LFM2.5-8B-A1B — Uncensored

A fully uncensored version of LiquidAI/LFM2.5-8B-A1B produced via a two-stage pipeline: abliteration followed by LoRA supervised fine-tuning. Achieves 0% refusal rate on AdvBench with no capability regression on benign prompts.

Intended for: security research, red-teaming, jailbreak benchmarking, and AI safety study. Not intended for production deployment or harmful use.


Benchmark Results

Evaluated on AdvBench (100 harmful behaviors) and an over-refusal set (40 benign prompts).
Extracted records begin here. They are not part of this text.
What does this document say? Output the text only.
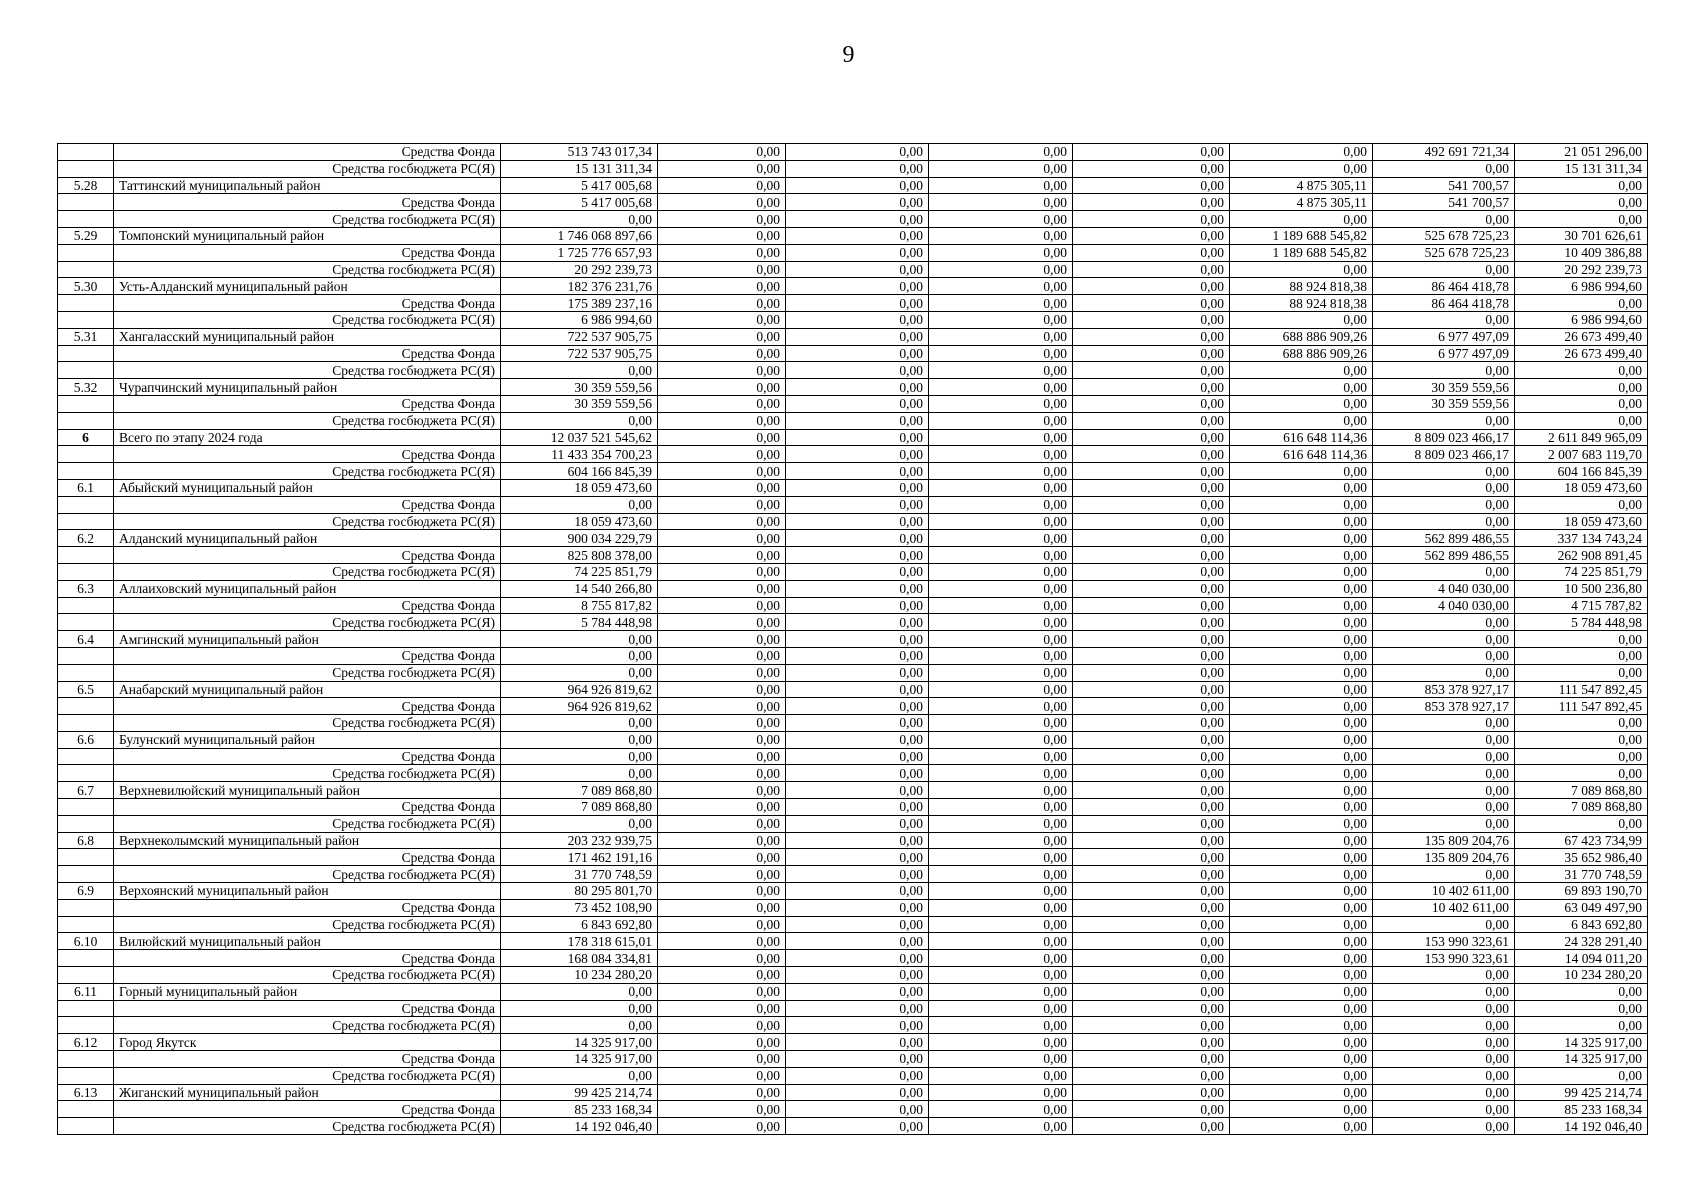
9
	Средства Фонда	513 743 017,34	0,00	0,00	0,00	0,00	0,00	492 691 721,34	21 051 296,00
	Средства госбюджета РС(Я)	15 131 311,34	0,00	0,00	0,00	0,00	0,00	0,00	15 131 311,34
5.28	Таттинский муниципальный район	5 417 005,68	0,00	0,00	0,00	0,00	4 875 305,11	541 700,57	0,00
	Средства Фонда	5 417 005,68	0,00	0,00	0,00	0,00	4 875 305,11	541 700,57	0,00
	Средства госбюджета РС(Я)	0,00	0,00	0,00	0,00	0,00	0,00	0,00	0,00
5.29	Томпонский муниципальный район	1 746 068 897,66	0,00	0,00	0,00	0,00	1 189 688 545,82	525 678 725,23	30 701 626,61
	Средства Фонда	1 725 776 657,93	0,00	0,00	0,00	0,00	1 189 688 545,82	525 678 725,23	10 409 386,88
	Средства госбюджета РС(Я)	20 292 239,73	0,00	0,00	0,00	0,00	0,00	0,00	20 292 239,73
5.30	Усть-Алданский муниципальный район	182 376 231,76	0,00	0,00	0,00	0,00	88 924 818,38	86 464 418,78	6 986 994,60
	Средства Фонда	175 389 237,16	0,00	0,00	0,00	0,00	88 924 818,38	86 464 418,78	0,00
	Средства госбюджета РС(Я)	6 986 994,60	0,00	0,00	0,00	0,00	0,00	0,00	6 986 994,60
5.31	Хангаласский муниципальный район	722 537 905,75	0,00	0,00	0,00	0,00	688 886 909,26	6 977 497,09	26 673 499,40
	Средства Фонда	722 537 905,75	0,00	0,00	0,00	0,00	688 886 909,26	6 977 497,09	26 673 499,40
	Средства госбюджета РС(Я)	0,00	0,00	0,00	0,00	0,00	0,00	0,00	0,00
5.32	Чурапчинский муниципальный район	30 359 559,56	0,00	0,00	0,00	0,00	0,00	30 359 559,56	0,00
	Средства Фонда	30 359 559,56	0,00	0,00	0,00	0,00	0,00	30 359 559,56	0,00
	Средства госбюджета РС(Я)	0,00	0,00	0,00	0,00	0,00	0,00	0,00	0,00
6	Всего по этапу 2024 года	12 037 521 545,62	0,00	0,00	0,00	0,00	616 648 114,36	8 809 023 466,17	2 611 849 965,09
	Средства Фонда	11 433 354 700,23	0,00	0,00	0,00	0,00	616 648 114,36	8 809 023 466,17	2 007 683 119,70
	Средства госбюджета РС(Я)	604 166 845,39	0,00	0,00	0,00	0,00	0,00	0,00	604 166 845,39
6.1	Абыйский муниципальный район	18 059 473,60	0,00	0,00	0,00	0,00	0,00	0,00	18 059 473,60
	Средства Фонда	0,00	0,00	0,00	0,00	0,00	0,00	0,00	0,00
	Средства госбюджета РС(Я)	18 059 473,60	0,00	0,00	0,00	0,00	0,00	0,00	18 059 473,60
6.2	Алданский муниципальный район	900 034 229,79	0,00	0,00	0,00	0,00	0,00	562 899 486,55	337 134 743,24
	Средства Фонда	825 808 378,00	0,00	0,00	0,00	0,00	0,00	562 899 486,55	262 908 891,45
	Средства госбюджета РС(Я)	74 225 851,79	0,00	0,00	0,00	0,00	0,00	0,00	74 225 851,79
6.3	Аллаиховский муниципальный район	14 540 266,80	0,00	0,00	0,00	0,00	0,00	4 040 030,00	10 500 236,80
	Средства Фонда	8 755 817,82	0,00	0,00	0,00	0,00	0,00	4 040 030,00	4 715 787,82
	Средства госбюджета РС(Я)	5 784 448,98	0,00	0,00	0,00	0,00	0,00	0,00	5 784 448,98
6.4	Амгинский муниципальный район	0,00	0,00	0,00	0,00	0,00	0,00	0,00	0,00
	Средства Фонда	0,00	0,00	0,00	0,00	0,00	0,00	0,00	0,00
	Средства госбюджета РС(Я)	0,00	0,00	0,00	0,00	0,00	0,00	0,00	0,00
6.5	Анабарский муниципальный район	964 926 819,62	0,00	0,00	0,00	0,00	0,00	853 378 927,17	111 547 892,45
	Средства Фонда	964 926 819,62	0,00	0,00	0,00	0,00	0,00	853 378 927,17	111 547 892,45
	Средства госбюджета РС(Я)	0,00	0,00	0,00	0,00	0,00	0,00	0,00	0,00
6.6	Булунский муниципальный район	0,00	0,00	0,00	0,00	0,00	0,00	0,00	0,00
	Средства Фонда	0,00	0,00	0,00	0,00	0,00	0,00	0,00	0,00
	Средства госбюджета РС(Я)	0,00	0,00	0,00	0,00	0,00	0,00	0,00	0,00
6.7	Верхневилюйский муниципальный район	7 089 868,80	0,00	0,00	0,00	0,00	0,00	0,00	7 089 868,80
	Средства Фонда	7 089 868,80	0,00	0,00	0,00	0,00	0,00	0,00	7 089 868,80
	Средства госбюджета РС(Я)	0,00	0,00	0,00	0,00	0,00	0,00	0,00	0,00
6.8	Верхнеколымский муниципальный район	203 232 939,75	0,00	0,00	0,00	0,00	0,00	135 809 204,76	67 423 734,99
	Средства Фонда	171 462 191,16	0,00	0,00	0,00	0,00	0,00	135 809 204,76	35 652 986,40
	Средства госбюджета РС(Я)	31 770 748,59	0,00	0,00	0,00	0,00	0,00	0,00	31 770 748,59
6.9	Верхоянский муниципальный район	80 295 801,70	0,00	0,00	0,00	0,00	0,00	10 402 611,00	69 893 190,70
	Средства Фонда	73 452 108,90	0,00	0,00	0,00	0,00	0,00	10 402 611,00	63 049 497,90
	Средства госбюджета РС(Я)	6 843 692,80	0,00	0,00	0,00	0,00	0,00	0,00	6 843 692,80
6.10	Вилюйский муниципальный район	178 318 615,01	0,00	0,00	0,00	0,00	0,00	153 990 323,61	24 328 291,40
	Средства Фонда	168 084 334,81	0,00	0,00	0,00	0,00	0,00	153 990 323,61	14 094 011,20
	Средства госбюджета РС(Я)	10 234 280,20	0,00	0,00	0,00	0,00	0,00	0,00	10 234 280,20
6.11	Горный муниципальный район	0,00	0,00	0,00	0,00	0,00	0,00	0,00	0,00
	Средства Фонда	0,00	0,00	0,00	0,00	0,00	0,00	0,00	0,00
	Средства госбюджета РС(Я)	0,00	0,00	0,00	0,00	0,00	0,00	0,00	0,00
6.12	Город Якутск	14 325 917,00	0,00	0,00	0,00	0,00	0,00	0,00	14 325 917,00
	Средства Фонда	14 325 917,00	0,00	0,00	0,00	0,00	0,00	0,00	14 325 917,00
	Средства госбюджета РС(Я)	0,00	0,00	0,00	0,00	0,00	0,00	0,00	0,00
6.13	Жиганский муниципальный район	99 425 214,74	0,00	0,00	0,00	0,00	0,00	0,00	99 425 214,74
	Средства Фонда	85 233 168,34	0,00	0,00	0,00	0,00	0,00	0,00	85 233 168,34
	Средства госбюджета РС(Я)	14 192 046,40	0,00	0,00	0,00	0,00	0,00	0,00	14 192 046,40
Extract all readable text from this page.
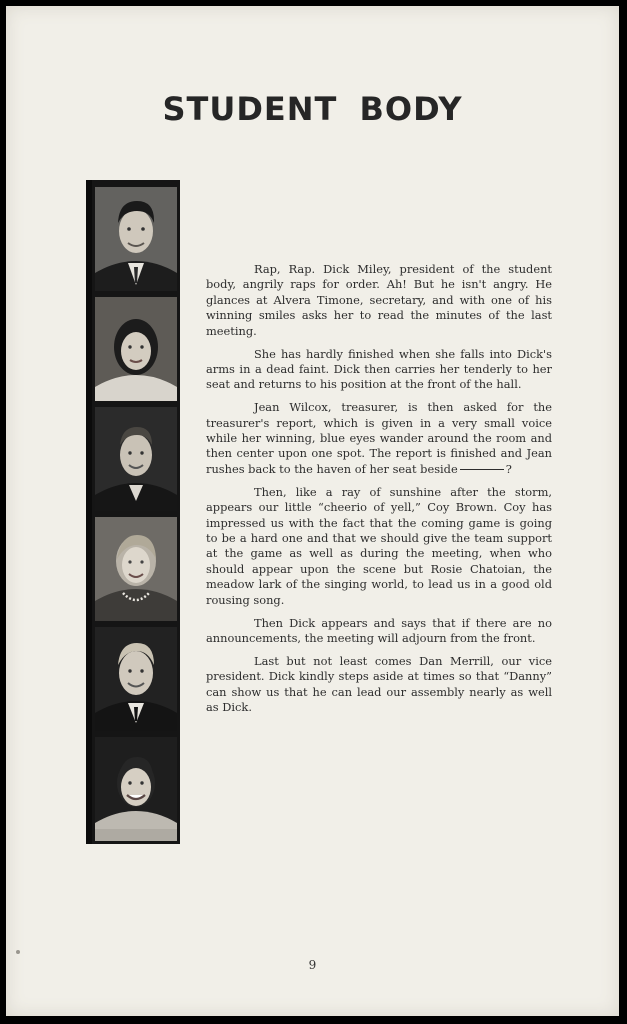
STUDENT BODY

Rap, Rap. Dick Miley, president of the student body, angrily raps for order. Ah! But he isn't angry. He glances at Alvera Timone, secretary, and with one of his winning smiles asks her to read the minutes of the last meeting.

She has hardly finished when she falls into Dick's arms in a dead faint. Dick then carries her tenderly to her seat and returns to his position at the front of the hall.

Jean Wilcox, treasurer, is then asked for the treasurer's report, which is given in a very small voice while her winning, blue eyes wander around the room and then center upon one spot. The report is finished and Jean rushes back to the haven of her seat beside	?

Then, like a ray of sunshine after the storm, appears our little “cheerio of yell,” Coy Brown. Coy has impressed us with the fact that the coming game is going to be a hard one and that we should give the team support at the game as well as during the meeting, when who should appear upon the scene but Rosie Chatoian, the meadow lark of the singing world, to lead us in a good old rousing song.

Then Dick appears and says that if there are no announcements, the meeting will adjourn from the front.

Last but not least comes Dan Merrill, our vice president. Dick kindly steps aside at times so that “Danny” can show us that he can lead our assembly nearly as well as Dick.

9
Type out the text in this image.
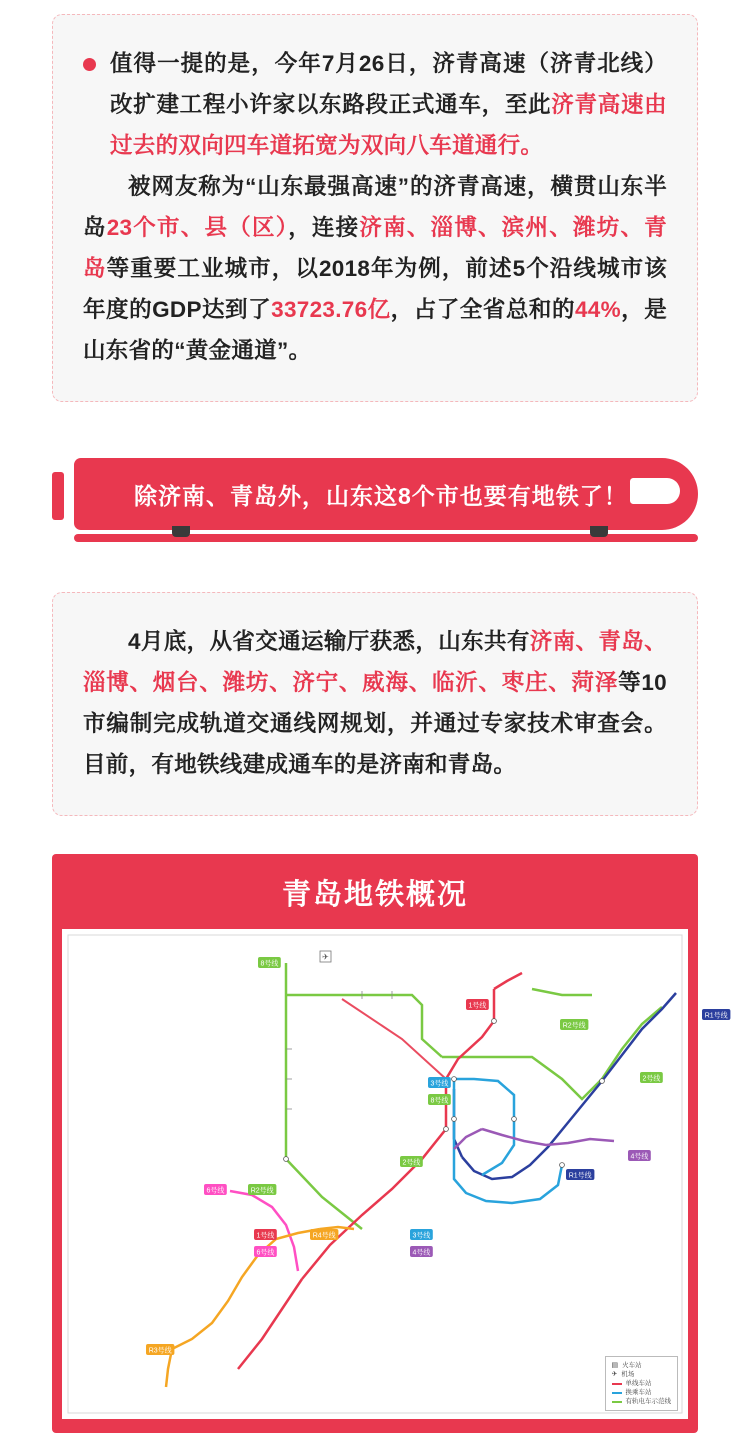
值得一提的是，今年7月26日，济青高速（济青北线）改扩建工程小许家以东路段正式通车，至此济青高速由过去的双向四车道拓宽为双向八车道通行。
被网友称为“山东最强高速”的济青高速，横贯山东半岛23个市、县（区），连接济南、淄博、滨州、潍坊、青岛等重要工业城市，以2018年为例，前述5个沿线城市该年度的GDP达到了33723.76亿，占了全省总和的44%，是山东省的“黄金通道”。
除济南、青岛外，山东这8个市也要有地铁了！
4月底，从省交通运输厅获悉，山东共有济南、青岛、淄博、烟台、潍坊、济宁、威海、临沂、枣庄、菏泽等10市编制完成轨道交通线网规划，并通过专家技术审查会。目前，有地铁线建成通车的是济南和青岛。
青岛地铁概况
✈
8号线
1号线
R2号线
R1号线
3号线
8号线
2号线
2号线
4号线
R1号线
6号线	R2号线
1号线
6号线
R4号线	3号线
4号线
R3号线
▤ 火车站
✈ 机场
单线车站
换乘车站
有轨电车示范线
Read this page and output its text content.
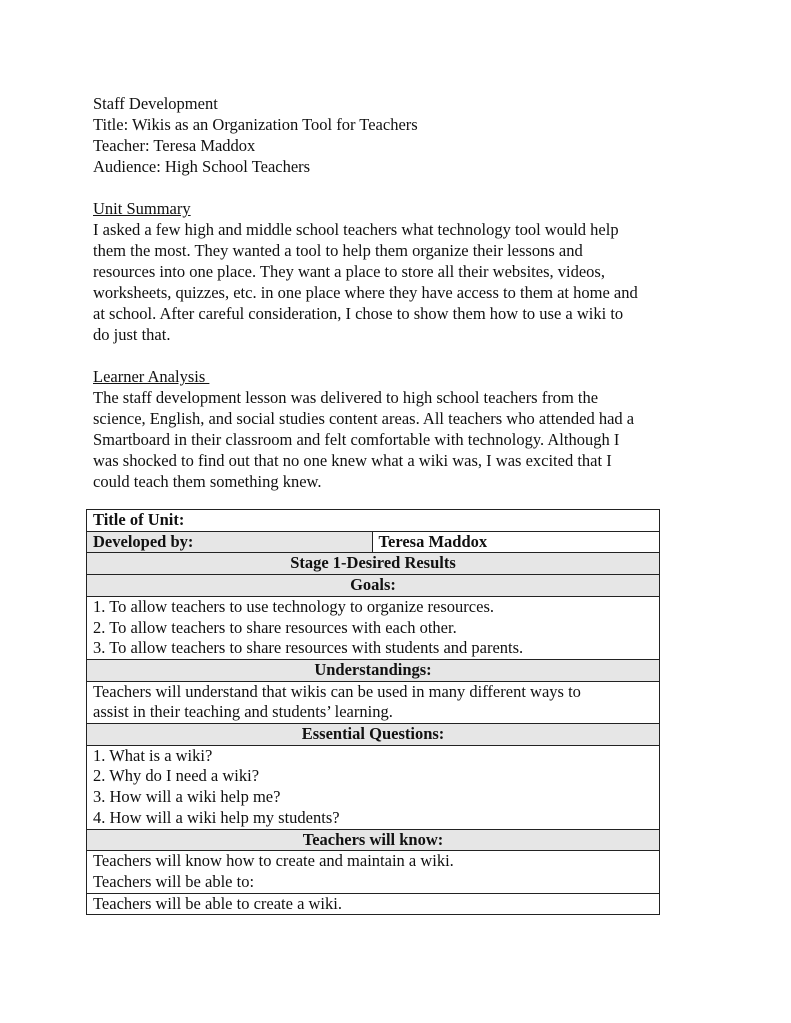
Staff Development

Title: Wikis as an Organization Tool for Teachers

Teacher: Teresa Maddox

Audience: High School Teachers

Unit Summary

I asked a few high and middle school teachers what technology tool would help
them the most. They wanted a tool to help them organize their lessons and
resources into one place. They want a place to store all their websites, videos,
worksheets, quizzes, etc. in one place where they have access to them at home and
at school. After careful consideration, I chose to show them how to use a wiki to
do just that.

Learner Analysis

The staff development lesson was delivered to high school teachers from the
science, English, and social studies content areas. All teachers who attended had a
Smartboard in their classroom and felt comfortable with technology. Although I
was shocked to find out that no one knew what a wiki was, I was excited that I
could teach them something knew.
Title of Unit:
Developed by:	Teresa Maddox
Stage 1-Desired Results
Goals:

1. To allow teachers to use technology to organize resources.
2. To allow teachers to share resources with each other.
3. To allow teachers to share resources with students and parents.

Understandings:

Teachers will understand that wikis can be used in many different ways to
assist in their teaching and students’ learning.

Essential Questions:

1. What is a wiki?
2. Why do I need a wiki?
3. How will a wiki help me?
4. How will a wiki help my students?

Teachers will know:

Teachers will know how to create and maintain a wiki.
Teachers will be able to:

Teachers will be able to create a wiki.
Harmful prompt refusal rate ↓ lower is more uncensored

Model Refused / 100 Refusal Rate
LFM2.5-8B-A1B (original) 24 / 100 24.0%
LFM2.5-8B-A1B (abliterated only) 17 / 100 17.0%
LFM2.5-8B-A1B-Uncensored (this model) 0 / 100 0.0%

Over-refusal rate on benign prompts ↓ lower is better

Model Refused / 40 Refusal Rate
LFM2.5-8B-A1B (original) 0 / 40 0.0%
LFM2.5-8B-A1B (abliterated only) 1 / 40 2.5%
LFM2.5-8B-A1B-Uncensored (this model) 0 / 40 0.0%

Zero refusals on harmful prompts. Zero regressions on benign prompts.


Pipeline

Stage 1 — Abliteration (training-free)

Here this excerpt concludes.